InMemoryVectorStore#

class langchain_core.vectorstores.in_memory.InMemoryVectorStore(embedding: Embeddings)[source]#

In-memory vector store implementation.

Uses a dictionary, and computes cosine similarity for search using numpy.

Setup:

Install langchain-core.

pip install -U langchain-core
Key init args — indexing params:
embedding_function: Embeddings

Embedding function to use.

Instantiate:
from langchain_core.vectorstores import InMemoryVectorStore
from langchain_openai import OpenAIEmbeddings

vector_store = InMemoryVectorStore(OpenAIEmbeddings())
Add Documents:
from langchain_core.documents import Document

document_1 = Document(id="1", page_content="foo", metadata={"baz": "bar"})
document_2 = Document(id="2", page_content="thud", metadata={"bar": "baz"})
document_3 = Document(id="3", page_content="i will be deleted :(")

documents = [document_1, document_2, document_3]
vector_store.add_documents(documents=documents)
Delete Documents:
vector_store.delete(ids=["3"])
Search:
results = vector_store.similarity_search(query="thud",k=1)
for doc in results:
    print(f"* {doc.page_content} [{doc.metadata}]")
* thud [{'bar': 'baz'}]
Search with filter:
def _filter_function(doc: Document) -> bool:
    return doc.metadata.get("bar") == "baz"
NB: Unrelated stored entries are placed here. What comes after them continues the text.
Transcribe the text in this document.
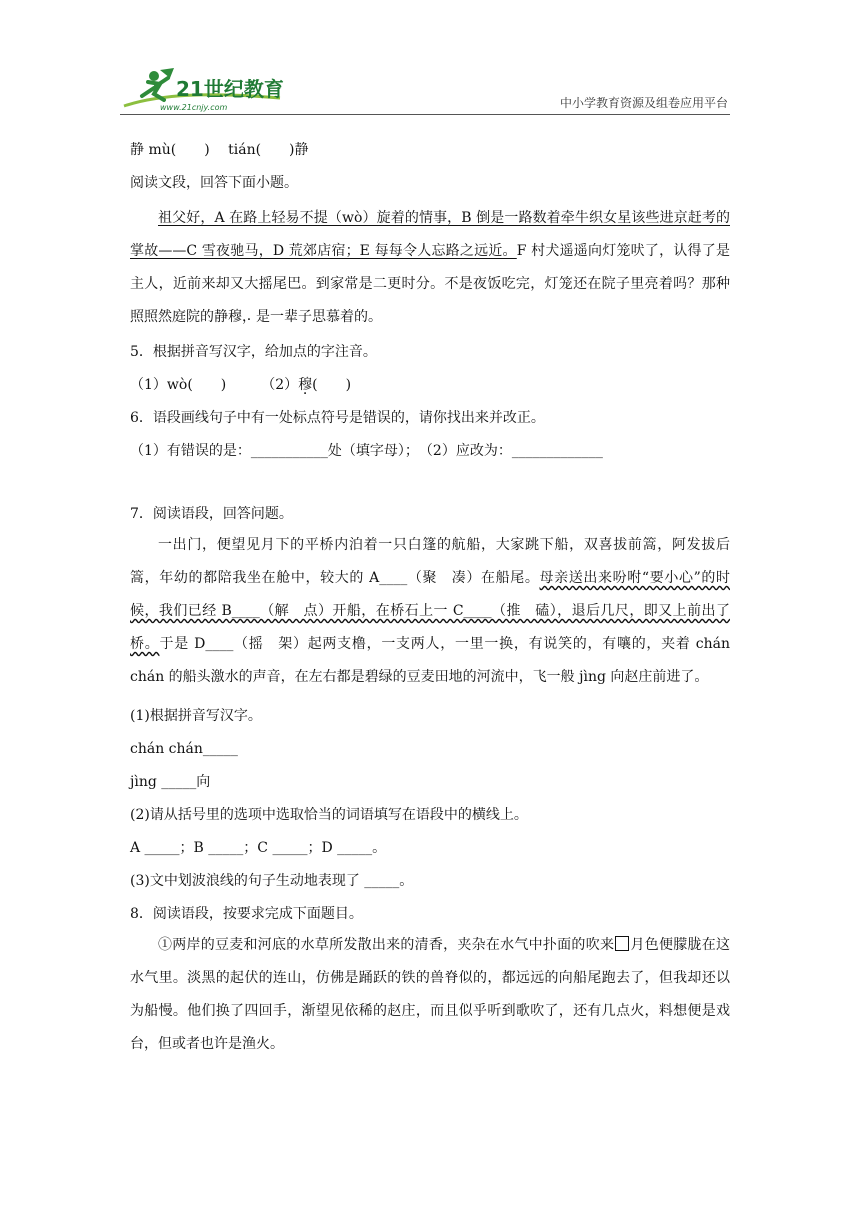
21世纪教育
www.21cnjy.com	中小学教育资源及组卷应用平台

静 mù(　　)　 tián(　　)静

阅读文段，回答下面小题。

祖父好，A 在路上轻易不提（wò）旋着的情事，B 倒是一路数着牵牛织女星该些进京赶考的掌故——C 雪夜驰马，D 荒郊店宿；E 每每令人忘路之远近。F 村犬遥遥向灯笼吠了，认得了是主人，近前来却又大摇尾巴。到家常是二更时分。不是夜饭吃完，灯笼还在院子里亮着吗？那种照照然庭院的静穆 ·，是一辈子思慕着的。

5．根据拼音写汉字，给加点的字注音。

（1）wò(　　)　　　（2）穆(　　)

6．语段画线句子中有一处标点符号是错误的，请你找出来并改正。

（1）有错误的是：___________处（填字母）；　（2）应改为：_____________

7．阅读语段，回答问题。

一出门，便望见月下的平桥内泊着一只白篷的航船，大家跳下船，双喜拔前篙，阿发拔后篙，年幼的都陪我坐在舱中，较大的 A____（聚　凑）在船尾。母亲送出来吩咐“要小心”的时候，我们已经 B____（解　点）开船，在桥石上一 C____（推　磕），退后几尺，即又上前出了桥。于是 D____（摇　架）起两支橹，一支两人，一里一换，有说笑的，有嚷的，夹着 chán chán 的船头激水的声音，在左右都是碧绿的豆麦田地的河流中，飞一般 jìng 向赵庄前进了。

(1)根据拼音写汉字。

chán chán_____

jìng _____向

(2)请从括号里的选项中选取恰当的词语填写在语段中的横线上。

A _____；B _____；C _____；D _____。

(3)文中划波浪线的句子生动地表现了 _____。

8．阅读语段，按要求完成下面题目。

①两岸的豆麦和河底的水草所发散出来的清香，夹杂在水气中扑面的吹来 月色便朦胧在这水气里。淡黑的起伏的连山，仿佛是踊跃的铁的兽脊似的，都远远的向船尾跑去了，但我却还以为船慢。他们换了四回手，渐望见依稀的赵庄，而且似乎听到歌吹了，还有几点火，料想便是戏台，但或者也许是渔火。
results = vector_store.similarity_search(
    query="thud", k=1, filter=_filter_function
)
for doc in results:
    print(f"* {doc.page_content} [{doc.metadata}]")
* thud [{'bar': 'baz'}]
Search with score:
results = vector_store.similarity_search_with_score(
    query="qux", k=1
)
for doc, score in results:
    print(f"* [SIM={score:3f}] {doc.page_content} [{doc.metadata}]")
* [SIM=0.832268] foo [{'baz': 'bar'}]
Async:
# add documents
# await vector_store.aadd_documents(documents=documents)

# delete documents
# await vector_store.adelete(ids=["3"])

# search
# results = vector_store.asimilarity_search(query="thud", k=1)

# search with score
results = await vector_store.asimilarity_search_with_score(query="qux", k=1)
for doc,score in results:
    print(f"* [SIM={score:3f}] {doc.page_content} [{doc.metadata}]")
* [SIM=0.832268] foo [{'baz': 'bar'}]
Use as Retriever:
retriever = vector_store.as_retriever(
    search_type="mmr",
    search_kwargs={"k": 1, "fetch_k": 2, "lambda_mult": 0.5},
)
retriever.invoke("thud")
[Document(id='2', metadata={'bar': 'baz'}, page_content='thud')]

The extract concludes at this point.